Буду, однако, продолжать рассказ о событиях предшествующего дня (8-го ноября). Поутру принц Брауншвейгский, выехав из своего дворца в первый раз после восьмидневного заключения, посетил герцога в Летнем дворце, с одной стороны, по собственной воле, предполагая, что посещение его будет хорошо принято, но, с другой стороны, и потому, что, нигде не видя его, простой народ стал выражать недоумение и роптать. Из Летнего дворца принц вместе с герцогом посетили младенца царя, а затем принцессу Анну Леопольдовну; от нее же они опять вместе отправились в прилегающий ко дворцу манеж герцога. После всего этого принц возвратился в Зимний дворец, а герцог, заехав по дороге к брату, генералу Бирону, – в Летний дворец к обеду. Кроме регента и его семьи за стол сели фельдмаршал Миних со всей семьей и президент коммерц-коллегии Менгден, тоже с семьей.
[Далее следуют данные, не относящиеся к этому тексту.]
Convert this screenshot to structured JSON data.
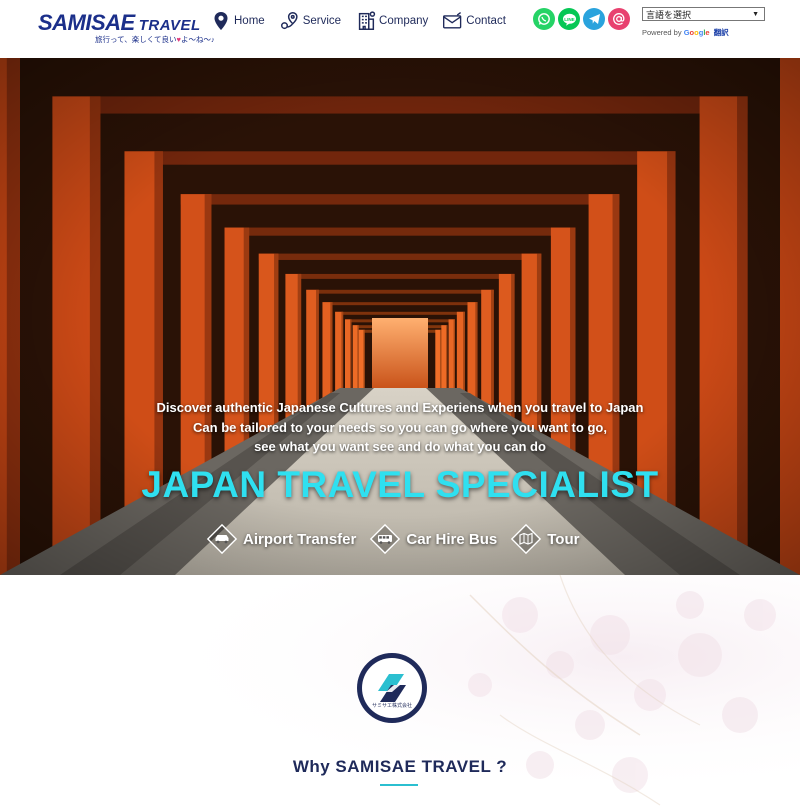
{
  "header": {
    "logo": {
      "brand": "SAMISAE",
      "travel": "TRAVEL",
      "tagline_left": "旅行って、楽しくて良い",
      "tagline_heart": "♥",
      "tagline_right": "よ〜ね〜♪"
    },
    "nav": [
      {
        "label": "Home",
        "icon": "map-pin-icon"
      },
      {
        "label": "Service",
        "icon": "route-icon"
      },
      {
        "label": "Company",
        "icon": "building-icon"
      },
      {
        "label": "Contact",
        "icon": "mail-icon"
      }
    ],
    "social": [
      {
        "name": "whatsapp",
        "icon": "whatsapp-icon",
        "color": "#25d366"
      },
      {
        "name": "line",
        "icon": "line-icon",
        "color": "#06c755"
      },
      {
        "name": "telegram",
        "icon": "telegram-icon",
        "color": "#2aa3dd"
      },
      {
        "name": "email",
        "icon": "at-icon",
        "color": "#e8416f"
      }
    ],
    "translate": {
      "select_value": "言語を選択",
      "powered_by": "Powered by",
      "google": [
        "G",
        "o",
        "o",
        "g",
        "l",
        "e"
      ],
      "translate_label": "翻訳"
    }
  },
  "hero": {
    "tagline": [
      "Discover authentic Japanese Cultures and Experiens when you travel to Japan",
      "Can be tailored to your needs so you can go where you want to go,",
      "see what you want see and do what you can do"
    ],
    "title": "JAPAN TRAVEL SPECIALIST",
    "title_color": "#2fe0f0",
    "services": [
      {
        "label": "Airport Transfer",
        "icon": "car-icon"
      },
      {
        "label": "Car Hire Bus",
        "icon": "bus-icon"
      },
      {
        "label": "Tour",
        "icon": "map-icon"
      }
    ]
  },
  "about": {
    "emblem_caption": "サミサエ株式会社",
    "title": "Why SAMISAE TRAVEL ?",
    "accent": "#2bbfd0"
  }
}
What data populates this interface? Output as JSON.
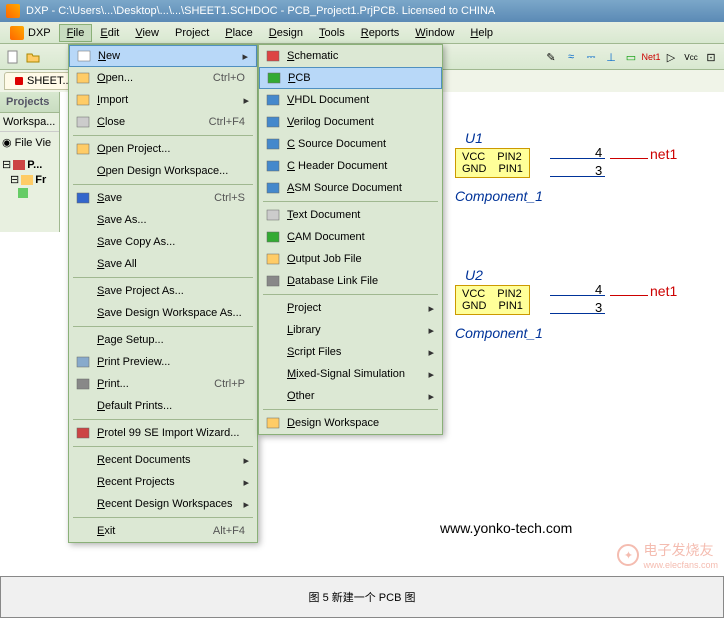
{
  "title": "DXP - C:\\Users\\...\\Desktop\\...\\...\\SHEET1.SCHDOC - PCB_Project1.PrjPCB. Licensed to CHINA",
  "menubar": {
    "dxp": "DXP",
    "items": [
      "File",
      "Edit",
      "View",
      "Project",
      "Place",
      "Design",
      "Tools",
      "Reports",
      "Window",
      "Help"
    ]
  },
  "tab": {
    "label": "SHEET..."
  },
  "projects": {
    "title": "Projects",
    "workspace": "Workspa...",
    "fileView": "File Vie",
    "tree": [
      "P...",
      "Fr",
      "..."
    ]
  },
  "fileMenu": [
    {
      "icon": "new",
      "label": "New",
      "arrow": true,
      "hl": true
    },
    {
      "icon": "open",
      "label": "Open...",
      "shortcut": "Ctrl+O"
    },
    {
      "icon": "import",
      "label": "Import",
      "arrow": true
    },
    {
      "icon": "close",
      "label": "Close",
      "shortcut": "Ctrl+F4"
    },
    {
      "sep": true
    },
    {
      "icon": "openproj",
      "label": "Open Project..."
    },
    {
      "icon": "",
      "label": "Open Design Workspace..."
    },
    {
      "sep": true
    },
    {
      "icon": "save",
      "label": "Save",
      "shortcut": "Ctrl+S"
    },
    {
      "icon": "",
      "label": "Save As..."
    },
    {
      "icon": "",
      "label": "Save Copy As..."
    },
    {
      "icon": "",
      "label": "Save All"
    },
    {
      "sep": true
    },
    {
      "icon": "",
      "label": "Save Project As..."
    },
    {
      "icon": "",
      "label": "Save Design Workspace As..."
    },
    {
      "sep": true
    },
    {
      "icon": "",
      "label": "Page Setup..."
    },
    {
      "icon": "preview",
      "label": "Print Preview..."
    },
    {
      "icon": "print",
      "label": "Print...",
      "shortcut": "Ctrl+P"
    },
    {
      "icon": "",
      "label": "Default Prints..."
    },
    {
      "sep": true
    },
    {
      "icon": "protel",
      "label": "Protel 99 SE Import Wizard..."
    },
    {
      "sep": true
    },
    {
      "icon": "",
      "label": "Recent Documents",
      "arrow": true
    },
    {
      "icon": "",
      "label": "Recent Projects",
      "arrow": true
    },
    {
      "icon": "",
      "label": "Recent Design Workspaces",
      "arrow": true
    },
    {
      "sep": true
    },
    {
      "icon": "",
      "label": "Exit",
      "shortcut": "Alt+F4"
    }
  ],
  "newMenu": [
    {
      "icon": "sch",
      "label": "Schematic"
    },
    {
      "icon": "pcb",
      "label": "PCB",
      "hl": true
    },
    {
      "icon": "vhdl",
      "label": "VHDL Document"
    },
    {
      "icon": "ver",
      "label": "Verilog Document"
    },
    {
      "icon": "c",
      "label": "C Source Document"
    },
    {
      "icon": "h",
      "label": "C Header Document"
    },
    {
      "icon": "asm",
      "label": "ASM Source Document"
    },
    {
      "sep": true
    },
    {
      "icon": "txt",
      "label": "Text Document"
    },
    {
      "icon": "cam",
      "label": "CAM Document"
    },
    {
      "icon": "out",
      "label": "Output Job File"
    },
    {
      "icon": "db",
      "label": "Database Link File"
    },
    {
      "sep": true
    },
    {
      "icon": "",
      "label": "Project",
      "arrow": true
    },
    {
      "icon": "",
      "label": "Library",
      "arrow": true
    },
    {
      "icon": "",
      "label": "Script Files",
      "arrow": true
    },
    {
      "icon": "",
      "label": "Mixed-Signal Simulation",
      "arrow": true
    },
    {
      "icon": "",
      "label": "Other",
      "arrow": true
    },
    {
      "sep": true
    },
    {
      "icon": "dw",
      "label": "Design Workspace"
    }
  ],
  "schematic": {
    "u1": {
      "des": "U1",
      "pins": [
        {
          "name": "VCC",
          "other": "PIN2",
          "num": "4"
        },
        {
          "name": "GND",
          "other": "PIN1",
          "num": "3"
        }
      ],
      "comp": "Component_1",
      "net": "net1"
    },
    "u2": {
      "des": "U2",
      "pins": [
        {
          "name": "VCC",
          "other": "PIN2",
          "num": "4"
        },
        {
          "name": "GND",
          "other": "PIN1",
          "num": "3"
        }
      ],
      "comp": "Component_1",
      "net": "net1"
    }
  },
  "watermark": "www.yonko-tech.com",
  "corner": {
    "brand": "电子发烧友",
    "url": "www.elecfans.com"
  },
  "caption": "图 5 新建一个 PCB 图"
}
Рассказывают, будто герцог, разъезжая поутру, заметил, что на улицах очень мало народу. Это произвело на него сильное впечатление, которым он и поделился с собеседниками. Даже те, которых герцогу удалось встретить, все имели вид печальный, удрученный, мрачный, будто недовольный. Герцог имел слабость приписать это явление неудовольствию против поведения герцога Брауншвейгского, не подозревая, что долю общего уныния можно бы отнести и на счет регентства. Присутствующие, само собой разумеется, отвечали, что все это или ничего не доказывает, или же должно быть приписано печали народной вследствие кончины ее величества. Тем не менее во все время обеда герцог оставался очень задумчивым и молчаливым, а когда встали из-за стола, фельдмаршал откланялся, хотя семья его еще осталась во дворце. Граф приехал домой, а вечером еще раз посетил Анну Леопольдовну, дабы спросить, не имеет ли она сделать каких-либо распоряжений, так как план его созрел и он намерен выполнить его в ту же ночь. Принцесса поражена была этой быстротой, важностью принятых решений и хотела расспросить – как фельдмаршал думает действовать. Он просил извинения, во-первых, в том, что уклонится от объяснений, а во-вторых, в том, что разбудит принцессу и потревожит в три часа ночи. Подумав с минуту, ее высочество сказала: «Отдаю себя, мужа, сына вполне в ваши руки и полагаюсь на вас. Да направит вас и сохранит нас всех милость божия!»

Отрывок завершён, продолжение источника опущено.